Martin, a 97-year-old World War II veteran, has dedicated years of his life to educating people across the world about the war that changed the course of his life forever.
In World War II, Martin served in the 506th Parachute Infantry Regiment’s E-Company, which inspired the 2004 HBO miniseries “Band of Brothers.”
His longtime friend and 506th comrade Robert Izumi of Barstow, Calif., attended the event. Izumi said Martin deserved all the recognition he’s gotten.
“I’ll never forget this guy,” Izumi, who served in both World War II, the Korean War and the Vietnam War, said. “He’s a wonderful man.”
Izumi credited Martin with teaching him to survive in the cold and welcoming him into the 506th regiment. The two have been close friends since 1944.

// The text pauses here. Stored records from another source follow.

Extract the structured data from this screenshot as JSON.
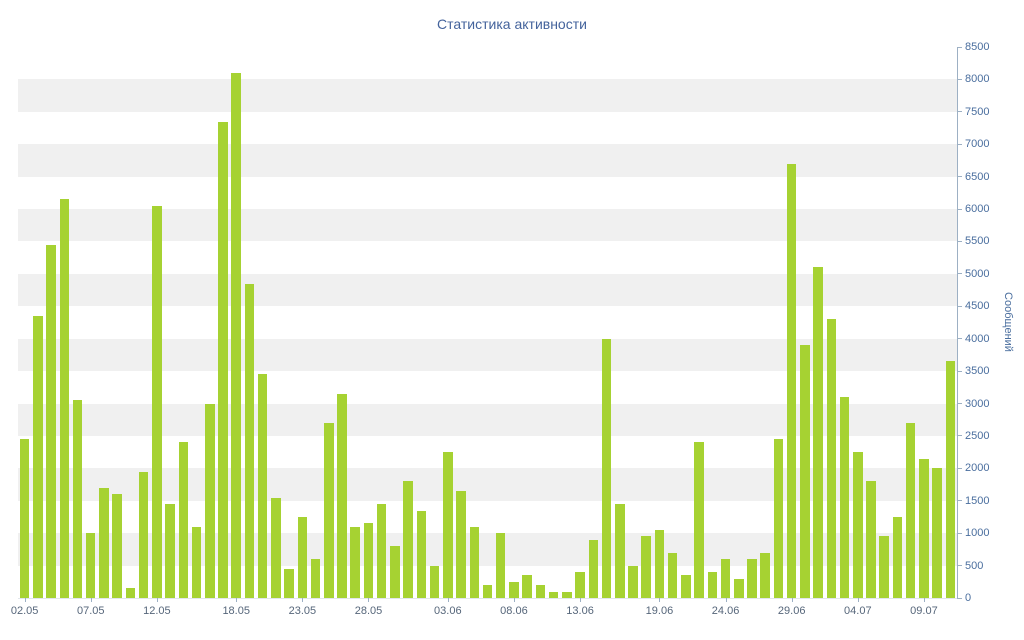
{
  "page": {
    "title": "Статистика активности"
  },
  "chart_data": {
    "type": "bar",
    "title": "Статистика активности",
    "xlabel": "",
    "ylabel": "Сообщений",
    "yaxis_side": "right",
    "legend": "none",
    "grid": "alternating-horizontal-bands",
    "ylim": [
      0,
      8500
    ],
    "ytick_step": 500,
    "ytick_labels": [
      "0",
      "500",
      "1000",
      "1500",
      "2000",
      "2500",
      "3000",
      "3500",
      "4000",
      "4500",
      "5000",
      "5500",
      "6000",
      "6500",
      "7000",
      "7500",
      "8000",
      "8500"
    ],
    "x_tick_labels": [
      "02.05",
      "07.05",
      "12.05",
      "18.05",
      "23.05",
      "28.05",
      "03.06",
      "08.06",
      "13.06",
      "19.06",
      "24.06",
      "29.06",
      "04.07",
      "09.07"
    ],
    "x_tick_indices": [
      0,
      5,
      10,
      16,
      21,
      26,
      32,
      37,
      42,
      48,
      53,
      58,
      63,
      68
    ],
    "values": [
      2450,
      4350,
      5450,
      6150,
      3050,
      1000,
      1700,
      1600,
      150,
      1950,
      6050,
      1450,
      2400,
      1100,
      3000,
      7350,
      8100,
      4850,
      3450,
      1550,
      450,
      1250,
      600,
      2700,
      3150,
      1100,
      1150,
      1450,
      800,
      1800,
      1350,
      500,
      2250,
      1650,
      1100,
      200,
      1000,
      250,
      350,
      200,
      100,
      100,
      400,
      900,
      4000,
      1450,
      500,
      950,
      1050,
      700,
      350,
      2400,
      400,
      600,
      300,
      600,
      700,
      2450,
      6700,
      3900,
      5100,
      4300,
      3100,
      2250,
      1800,
      950,
      1250,
      2700,
      2150,
      2000,
      3650
    ],
    "colors": {
      "bar": "#a6d232",
      "band": "#f0f0f0",
      "title": "#44639c",
      "y_labels": "#4a6e9e",
      "x_labels": "#56667a",
      "y_title": "#4a6e9e",
      "axis_line": "#9db0c4"
    }
  }
}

The two don’t talk much about the war, Martin said. They prefer to talk about current events.
Up until 20 years ago, Martin didn’t speak about the war. Doug Barber, a Centerville history teacher and a member of the World War II Foundation’s Board of Directors, said that Martin has since taken great strides to educate the public about the war.
“He really puts himself out there,” Barber said. “He spends a lot of time to educate the public.”
That education has included overseas trips and speaking to groups across both Europe and the United States, Barber said.
Martin said he also played a roll on getting the Memphis Belle, an iconic plane from World War II, restored and on display at the museum. The plane sat decaying for years in Tennessee before it was eventually brought to Dayton.
His thoughts on the old planes are unique from most — he’s seen them in combat. While he likes the B-17 and C-47 planes, he dislikes the B-24s.
Martin says they’re too easy to shoot down.
“The B-24 is a little different, and I’m not a fan of it,” Martin said. “It went down too easy. I’ve seen B-17s come back with 10feet off the wing. I’ve seen them come back with a tail shot off.”
Martin cherishes the experiences and the friendships he made in the war. With the experience he’s had, he said he doesn’t need any awards,
“No money, no recognition can take away that experience,” Martin said. “Would I do it again? Absolutely. Not one of us would ever say we wouldn’t do again.”